Quand il fut proche, à la vue de la ville, il pleura sur elle, en disant : « Ah ! Si en ce jour tu avais compris, toi aussi, le message de paix ! Mais non, il est demeuré caché à tes yeux. Oui, des jours viendront sur toi, où tes ennemis t’environneront de retranchements, t’investiront, te presseront de toute part. Ils t’écraseront sur le sol, toi et tes enfants au milieu de toi, et ils ne laisseront pas en toi pierre sur pierre, parce que tu n’as pas reconnu le temps où tu fus visitée ! » [...]
La fête des Azymes, appelée la Pâque, approchait. Et les grands prêtres et les scribes cherchaient comment le tuer, car ils avaient peur du peuple.
Or Satan entra dans Judas, appelé Iscariote, qui était du nombre des Douze. Il s’en alla conférer avec les grands prêtres et les chefs des gardes sur le moyen de le leur livrer. Ils se réjouirent et convinrent de lui donner de l’argent. Il acquiesça, et il cherchait une occasion favorable pour le leur livrer à l’insu de la foule.
Vint le jour des Azymes, où devait être immolée la pâque, et il envoya Pierre et Jean en disant : « Allez nous préparer la pâque, que nous la mangions. » Ils lui dirent : « Où veux-tu que nous préparions ? » Il leur dit : « Voici qu’en entrant dans la ville, vous rencontrerez un homme portant une cruche d’eau. Suivez-le dans la maison où il pénétrera, et vous direz au propriétaire de la maison : Le Maître te fait dire : Où est la salle où je pourrai manger la pâque avec mes disciples ? Et celui-ci vous montrera, à l’étage, une grande pièce garnie de coussins ; faites-y les préparatifs. » S’en étant donc allés, ils trouvèrent comme il leur avait dit, et ils préparèrent la pâque.

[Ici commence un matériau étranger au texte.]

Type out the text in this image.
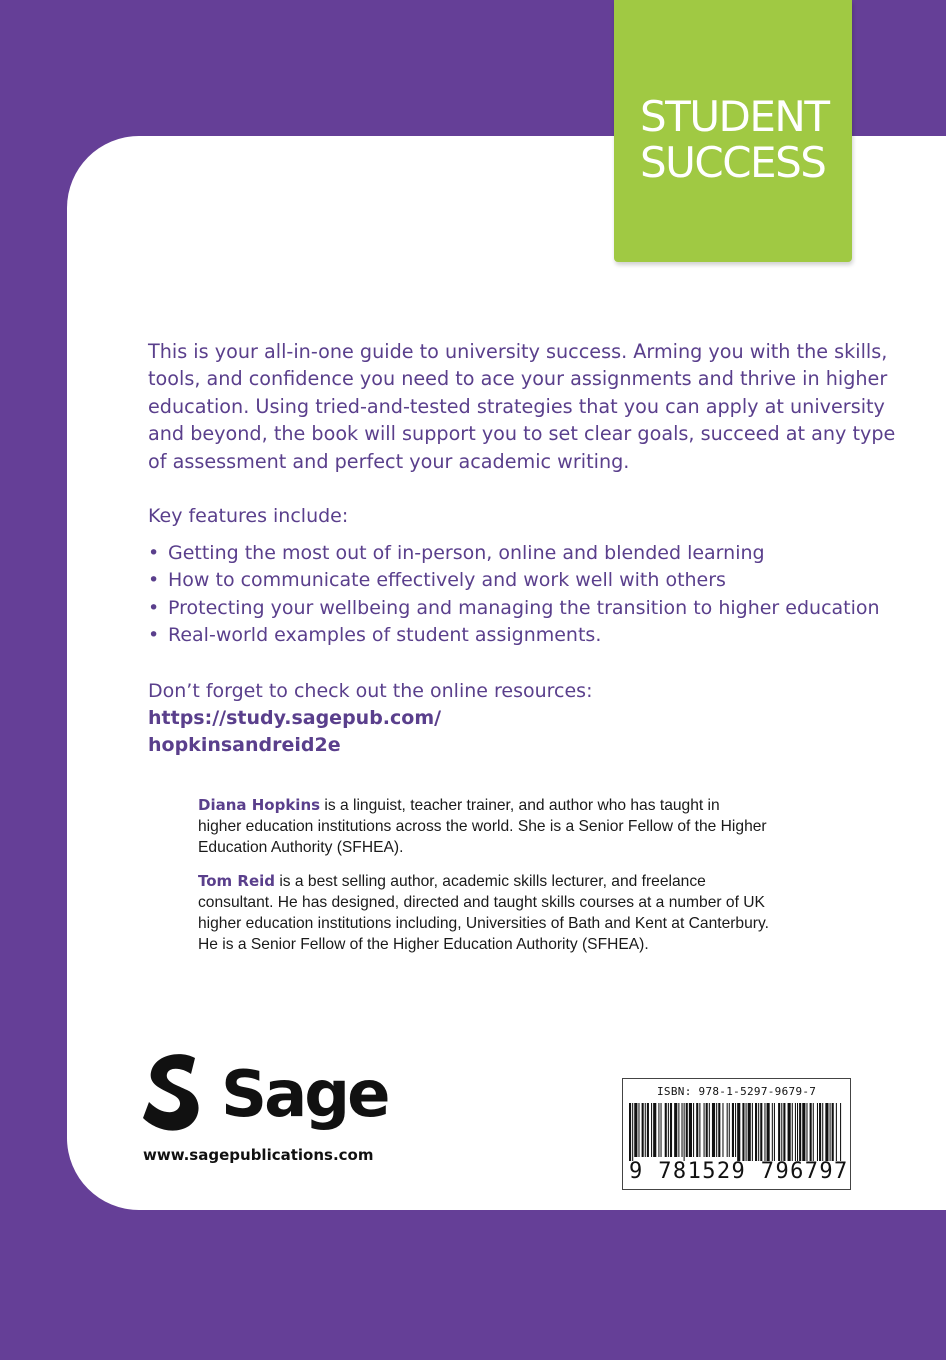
STUDENT
SUCCESS

This is your all-in-one guide to university success. Arming you with the skills,
tools, and confidence you need to ace your assignments and thrive in higher
education. Using tried-and-tested strategies that you can apply at university
and beyond, the book will support you to set clear goals, succeed at any type
of assessment and perfect your academic writing.

Key features include:

• Getting the most out of in-person, online and blended learning
• How to communicate effectively and work well with others
• Protecting your wellbeing and managing the transition to higher education
• Real-world examples of student assignments.

Don’t forget to check out the online resources: https://study.sagepub.com/
hopkinsandreid2e

Diana Hopkins is a linguist, teacher trainer, and author who has taught in
higher education institutions across the world. She is a Senior Fellow of the Higher
Education Authority (SFHEA).

Tom Reid is a best selling author, academic skills lecturer, and freelance
consultant. He has designed, directed and taught skills courses at a number of UK
higher education institutions including, Universities of Bath and Kent at Canterbury.
He is a Senior Fellow of the Higher Education Authority (SFHEA).

Sage
www.sagepublications.com
ISBN: 978-1-5297-9679-7
9 781529 796797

Lorsque l’heure fut venue, il se mit à table, et les apôtres avec lui. Et il leur dit : « J’ai ardemment désiré manger cette pâque avec vous avant de souffrir ; car je vous le dis, jamais plus je ne la mangerai jusqu’à ce qu’elle s’accomplisse dans le Royaume de Dieu. »
Puis, ayant reçu une coupe, il rendit grâces et dit : « Prenez ceci et partagez entre vous ; car, je vous le dis, je ne boirai plus désormais du produit de la vigne jusqu’à ce que le Royaume de Dieu soit venu. »
Puis, prenant du pain, il rendit grâces, le rompit et le leur donna, en disant : « Ceci est mon corps, donné pour vous ; faites cela en mémoire de moi. » Il fit de même pour la coupe après le repas, disant : « Cette coupe est la nouvelle Alliance en mon sang, versé pour vous.
Cependant, voici que la main de celui qui me livre est avec moi sur la table. Le Fils de l’homme, certes, va son chemin selon ce qui a été arrêté, mais malheur à cet homme-là par qui il est livré ! » Et eux se mirent à se demander entre eux quel était donc parmi eux celui qui allait faire cela.

Il s’éleva aussi entre eux une contestation : lequel d’entre eux pouvait être tenu pour le plus grand ? Il leur dit : « Les rois des nations dominent sur eux, et ceux qui exercent le pouvoir sur eux se font appeler Bienfaiteurs. Mais pour vous, il n’en va pas ainsi. Au contraire, que le plus grand parmi vous se comporte comme le plus jeune, et celui qui gouverne comme celui qui sert. Quel est en effet le plus grand, celui qui est à table ou celui qui sert ? N’est-ce pas celui qui est à table ? Et moi, je suis au milieu de vous comme celui qui sert !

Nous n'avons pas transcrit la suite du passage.